Some progress integrating women into the UN’s peace and security efforts – Annan

10 October 2006 –

Significant progress has been made to include more women in peace and security efforts throughout the United Nations system but “much more can and should be done at all levels,” both at Headquarters and in the field, Secretary-General Kofi Annan says in a report to the Security Council.

“While gender equality is increasingly recognized as a core issue in the maintenance of international peace and security, the role of women in peace processes generally continues to be viewed as a side issue rather than as fundamental to the development of viable democratic institutions and the establishment of sustainable peace,” according to the first annual report assessing progress on an Action Plan to mainstream gender perspectives into the UN’s peace and security efforts.

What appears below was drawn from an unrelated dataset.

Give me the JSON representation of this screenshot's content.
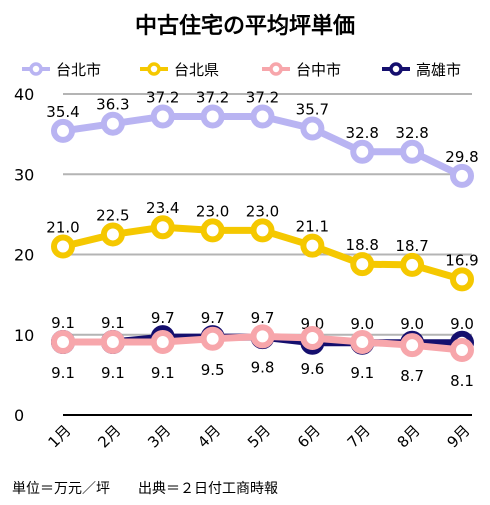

The report details the myriad efforts throughout the UN system being made to more systematically include women in peace efforts – from designing handbooks and wide capacity building initiatives to the UN Populations Fund’s (UNFPA) provision of rape treatment kits to 20,000 victims in Darfur - but notes there is still far more to be done and recommends a more robust reporting, monitoring and accountability system to advance fuller implementation.

The Department of Peacekeeping Operations (DPKO), for instance, now has eight full-time gender advisers on its missions, new deployments the report says is widely regarded as “one of the major capacity-development achievements” contributing to implementing the Action Plan.

At the same time the expertise of the gender advisers was “often underutilized,” in good part because the advisers were appointed at junior levels, “precluding them from access to senior officials,” the report notes.

The same is true of the expertise of the Special Adviser on Gender Issues and Advancement of Women, a pivotal figure in the UN’s gender mainstreaming efforts. “Overall the available gender expertise throughout the system was often excluded from mainstream intra and inter-organizational decisions-making processes,” the report says.

It also calls for a system-wide knowledge and information management system to serve as a repository for good practices and lessons learned to advance the Action Plan.

The Action Plan is designed to implement resolution 1325 (2000) which aims to boost women’s role in conflict prevention, peace-keeping and peace-building operations. The Action Plan was prepared by the Office of the Special Adviser on Gender Issues and Advancement of Women, in close cooperation with the Inter- Agency Network on Women and Gender Equality (IANWGE) and its Task Force on Women, Peace and Security, and draws on contributions received from 39 UN entities.

The report notes that the Action Plan would benefit from strengthened commitment by the UN and member states – becoming more integrated as UN “system-wide strategy” rather than a “compilation of activities” – clearer performance metrics, and from more predictable funding. “Women and peace activities are often considered as an add-on responsibility to peace and security mandates that are expected to be met within existing budgetary resources,” the report said, adding though that “the experience of the United Nations system consistently shows that this expectation is not realistic.”